В восточном пригороде Нового Сарая раскопаны три усадьбы, по которым можно проследить постепенное развитие застройки улицы. Сначала была построена усадьба с двумя симметричными домами для хозяев, обнесенная стеной. Затем вдоль стены появились дома, в которых, по нашему предположению, жили рабы или вольноотпущенники-клиенты, все те, кто обслуживал усадьбу. Эти дома были значительно беднее хозяйских, с деревянными стенами и внутренними кирпичными конструкциями суф и канов. К усадьбе была пристроена вторая усадьба с богатым господским домом и домами зависимых людей, построенных одновременно, по единому плану. В первой усадьбе работал ремесленник-косторез, во второй — косторез и ювелир (найдены обломки тиглей с каплями золота, обрезки золотых пластин и проволоки, заготовки, бронзовые матрицы, инструменты, готовые изделия из золота, разрушенный горн ювелира). Наконец, возникает третья усадьба (вторая же пришла в запустение). По-видимому, золотых дел мастер перешел работать в эту усадьбу. Жил он сначала в землянке, потом в большом деревянном доме. Затем его деятельность, должно быть, прекратилась. На месте его мастерской возникла гончарная, от которой сохранились два прямоугольных двухъярусных горна для обжига поливной красноглиняной посуды и белоглиняной штампованной керамики [Гусева Т.В., 1974].

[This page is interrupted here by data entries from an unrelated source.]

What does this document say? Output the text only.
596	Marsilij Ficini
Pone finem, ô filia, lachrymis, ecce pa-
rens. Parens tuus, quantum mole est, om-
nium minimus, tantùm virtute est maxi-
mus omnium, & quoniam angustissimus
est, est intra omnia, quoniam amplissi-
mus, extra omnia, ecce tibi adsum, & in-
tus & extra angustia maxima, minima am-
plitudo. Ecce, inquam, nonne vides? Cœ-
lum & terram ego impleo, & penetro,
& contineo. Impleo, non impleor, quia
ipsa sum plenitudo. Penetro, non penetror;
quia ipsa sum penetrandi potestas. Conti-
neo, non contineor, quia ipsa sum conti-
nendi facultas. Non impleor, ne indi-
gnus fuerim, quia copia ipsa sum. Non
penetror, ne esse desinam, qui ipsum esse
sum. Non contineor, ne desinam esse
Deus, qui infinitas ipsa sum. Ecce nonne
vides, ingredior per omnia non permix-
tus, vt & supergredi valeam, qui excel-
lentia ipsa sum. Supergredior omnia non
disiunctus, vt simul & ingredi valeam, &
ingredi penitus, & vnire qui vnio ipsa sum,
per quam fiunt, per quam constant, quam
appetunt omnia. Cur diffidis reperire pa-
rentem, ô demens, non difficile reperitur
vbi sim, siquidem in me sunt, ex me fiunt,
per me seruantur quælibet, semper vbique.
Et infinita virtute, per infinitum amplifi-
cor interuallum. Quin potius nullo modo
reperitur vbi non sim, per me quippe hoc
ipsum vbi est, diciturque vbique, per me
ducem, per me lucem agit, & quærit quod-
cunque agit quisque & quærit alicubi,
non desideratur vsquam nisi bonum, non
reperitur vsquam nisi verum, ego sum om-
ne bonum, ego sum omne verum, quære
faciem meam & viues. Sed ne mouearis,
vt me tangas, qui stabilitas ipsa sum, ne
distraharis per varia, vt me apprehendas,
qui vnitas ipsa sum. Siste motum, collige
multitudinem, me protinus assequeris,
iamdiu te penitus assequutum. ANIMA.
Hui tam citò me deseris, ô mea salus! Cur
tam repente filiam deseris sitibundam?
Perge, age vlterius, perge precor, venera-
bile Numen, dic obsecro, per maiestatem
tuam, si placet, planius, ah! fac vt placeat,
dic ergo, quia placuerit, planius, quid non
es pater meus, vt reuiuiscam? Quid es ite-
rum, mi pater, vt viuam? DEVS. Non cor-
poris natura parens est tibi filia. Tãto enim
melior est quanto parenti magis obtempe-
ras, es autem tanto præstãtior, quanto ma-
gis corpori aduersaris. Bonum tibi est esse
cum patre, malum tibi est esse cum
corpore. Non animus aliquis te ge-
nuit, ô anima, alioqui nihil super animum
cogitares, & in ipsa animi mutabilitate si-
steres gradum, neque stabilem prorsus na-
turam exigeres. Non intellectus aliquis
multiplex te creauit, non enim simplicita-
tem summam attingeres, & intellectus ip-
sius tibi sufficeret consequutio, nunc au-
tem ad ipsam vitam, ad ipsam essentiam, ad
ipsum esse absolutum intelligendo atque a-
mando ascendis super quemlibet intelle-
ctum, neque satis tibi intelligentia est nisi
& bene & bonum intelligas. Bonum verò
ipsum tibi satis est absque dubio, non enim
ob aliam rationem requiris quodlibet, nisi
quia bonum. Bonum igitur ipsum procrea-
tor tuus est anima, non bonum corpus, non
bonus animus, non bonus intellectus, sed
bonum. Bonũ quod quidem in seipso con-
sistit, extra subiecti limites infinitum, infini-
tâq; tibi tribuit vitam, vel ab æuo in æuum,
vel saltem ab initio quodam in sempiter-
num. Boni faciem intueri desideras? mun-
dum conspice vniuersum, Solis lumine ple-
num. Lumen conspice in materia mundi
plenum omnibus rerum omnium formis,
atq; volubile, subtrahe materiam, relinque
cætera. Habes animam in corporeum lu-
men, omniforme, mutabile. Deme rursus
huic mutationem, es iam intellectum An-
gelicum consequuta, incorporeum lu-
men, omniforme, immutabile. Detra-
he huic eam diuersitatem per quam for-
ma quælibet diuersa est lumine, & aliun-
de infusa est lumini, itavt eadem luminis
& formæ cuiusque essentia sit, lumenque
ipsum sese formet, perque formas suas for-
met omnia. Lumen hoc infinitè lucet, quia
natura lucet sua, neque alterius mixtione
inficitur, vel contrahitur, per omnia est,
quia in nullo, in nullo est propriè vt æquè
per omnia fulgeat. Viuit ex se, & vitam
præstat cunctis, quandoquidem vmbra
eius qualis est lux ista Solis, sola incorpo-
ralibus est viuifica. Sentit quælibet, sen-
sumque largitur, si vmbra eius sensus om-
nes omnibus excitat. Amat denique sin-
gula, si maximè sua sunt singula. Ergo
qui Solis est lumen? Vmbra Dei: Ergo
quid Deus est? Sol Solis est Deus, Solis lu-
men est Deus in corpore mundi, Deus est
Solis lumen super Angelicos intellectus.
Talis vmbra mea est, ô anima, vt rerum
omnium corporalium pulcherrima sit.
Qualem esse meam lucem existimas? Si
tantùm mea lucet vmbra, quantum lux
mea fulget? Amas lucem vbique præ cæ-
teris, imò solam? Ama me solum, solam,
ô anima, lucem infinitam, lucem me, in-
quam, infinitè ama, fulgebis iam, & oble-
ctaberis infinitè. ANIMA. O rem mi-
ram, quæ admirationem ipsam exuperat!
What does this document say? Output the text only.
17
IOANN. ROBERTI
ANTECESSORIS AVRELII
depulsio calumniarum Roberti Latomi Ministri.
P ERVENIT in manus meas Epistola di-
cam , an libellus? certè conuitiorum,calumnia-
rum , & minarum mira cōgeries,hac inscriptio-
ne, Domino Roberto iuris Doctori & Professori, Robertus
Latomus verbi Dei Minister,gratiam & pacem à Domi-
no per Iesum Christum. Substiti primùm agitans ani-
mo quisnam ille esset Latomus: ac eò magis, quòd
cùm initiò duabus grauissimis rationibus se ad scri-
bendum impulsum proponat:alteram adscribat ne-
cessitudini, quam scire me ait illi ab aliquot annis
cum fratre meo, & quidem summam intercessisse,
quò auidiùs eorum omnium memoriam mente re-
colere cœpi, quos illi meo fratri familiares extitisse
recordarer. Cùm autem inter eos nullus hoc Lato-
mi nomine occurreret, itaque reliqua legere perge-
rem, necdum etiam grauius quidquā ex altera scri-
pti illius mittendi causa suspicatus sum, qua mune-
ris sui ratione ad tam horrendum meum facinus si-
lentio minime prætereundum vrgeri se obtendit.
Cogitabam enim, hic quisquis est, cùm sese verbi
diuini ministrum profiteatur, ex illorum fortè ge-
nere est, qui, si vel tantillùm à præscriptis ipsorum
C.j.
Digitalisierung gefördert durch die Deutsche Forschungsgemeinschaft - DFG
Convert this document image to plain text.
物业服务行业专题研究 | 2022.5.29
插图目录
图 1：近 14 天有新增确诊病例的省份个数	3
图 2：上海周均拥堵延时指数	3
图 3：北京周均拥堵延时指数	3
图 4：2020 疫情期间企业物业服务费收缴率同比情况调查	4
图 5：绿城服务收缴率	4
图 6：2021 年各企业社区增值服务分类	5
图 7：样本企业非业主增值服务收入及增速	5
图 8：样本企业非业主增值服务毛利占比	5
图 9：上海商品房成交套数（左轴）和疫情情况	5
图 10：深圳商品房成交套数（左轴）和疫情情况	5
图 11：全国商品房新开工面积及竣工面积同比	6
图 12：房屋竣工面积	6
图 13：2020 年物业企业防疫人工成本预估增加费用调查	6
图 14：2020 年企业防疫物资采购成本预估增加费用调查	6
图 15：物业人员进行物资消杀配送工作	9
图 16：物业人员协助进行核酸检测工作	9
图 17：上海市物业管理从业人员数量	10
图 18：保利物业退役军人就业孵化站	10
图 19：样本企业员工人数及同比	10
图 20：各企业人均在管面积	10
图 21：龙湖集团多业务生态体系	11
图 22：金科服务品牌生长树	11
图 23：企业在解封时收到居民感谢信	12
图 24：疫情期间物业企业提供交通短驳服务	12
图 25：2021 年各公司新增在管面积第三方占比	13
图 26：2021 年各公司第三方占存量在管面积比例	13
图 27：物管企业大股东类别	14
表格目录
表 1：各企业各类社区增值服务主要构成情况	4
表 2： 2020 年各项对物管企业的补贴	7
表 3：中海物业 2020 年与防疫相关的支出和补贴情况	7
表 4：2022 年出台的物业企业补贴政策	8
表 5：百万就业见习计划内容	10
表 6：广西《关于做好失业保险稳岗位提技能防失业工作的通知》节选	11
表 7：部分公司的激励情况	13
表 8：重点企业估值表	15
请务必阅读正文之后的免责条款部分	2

Производство некоторых приусадебных ремесленников было мелкое, не рассчитанное на большой рыночный спрос. Однако можно предположить, что часть ремесленников уже высвободилась из-под власти усадебной администрации и перешла на положение полусвободных городских жителей.

Наряду с мелким усадебным ремеслом и крупными ремесленными мануфактурами типа «кархана» в городах Золотой Орды существовало и мелкое свободное городское ремесло. Кварталы таких ремесленников и мелких торговцев были раскопаны в центральной части города. Здесь открыта мастерская мелкого ремесленника-специалиста по изготовлению кашинных плиток для мозаик и керамических фигурок животных — детских игрушек.

Здесь же, в центральной части города, был раскопан перекресток двух улиц с арыками. Выяснилось, что еще до возникновения уличной планировки на этом месте находились обширные землянки, которые отапливались только жаровнями. Они, очевидно, были жилищами рабов, пригнанных для строительства города и вначале составлявших главную часть рядового населения. Но вскоре в силу общей тенденции развития города в эпоху феодализма это население превратилось в полузависимый городской плебс. Оно строило сначала полуземлянки (рис. 100, 7–9), а потом наземные деревянные дома (рис. 100, 6). Одновременно возникла уличная планировка с арыками и водоемами на перекрестках и площадях. Эта общественная система водопользования характерна для бедняцких кварталов города. В аристократических районах имелись собственные усадебные водоемы.

Оборонительный вал и ров были построены вокруг Нового Сарая только в 1360 г., когда возникли феодальные смуты и центральная власть стала ослабевать.

Остатки небольшого провинциального города Золотой Орды исследовала Поволжская археологическая экспедиция. Это Водянское городище в Волгоградской обл. на правом берегу Волги у г. Дубовка (рис. 95, 4). Его сопоставляют с древним городом Бельджаменом. На этом городище раскопан участок, заселенный русскими, о чем говорит славянская керамика, христианский некрополь и находки предметов христианского культа. Болгарский компонент представлен большими колоколовидными зерновыми ямами, некоторыми особенностями строительной техники и погребальных обычаев, зафиксированных на раскопанном мусульманском городском кладбище [Егоров В.Л., Полубояринова М.Д., 1974; Яблонский Л.Т., 1975].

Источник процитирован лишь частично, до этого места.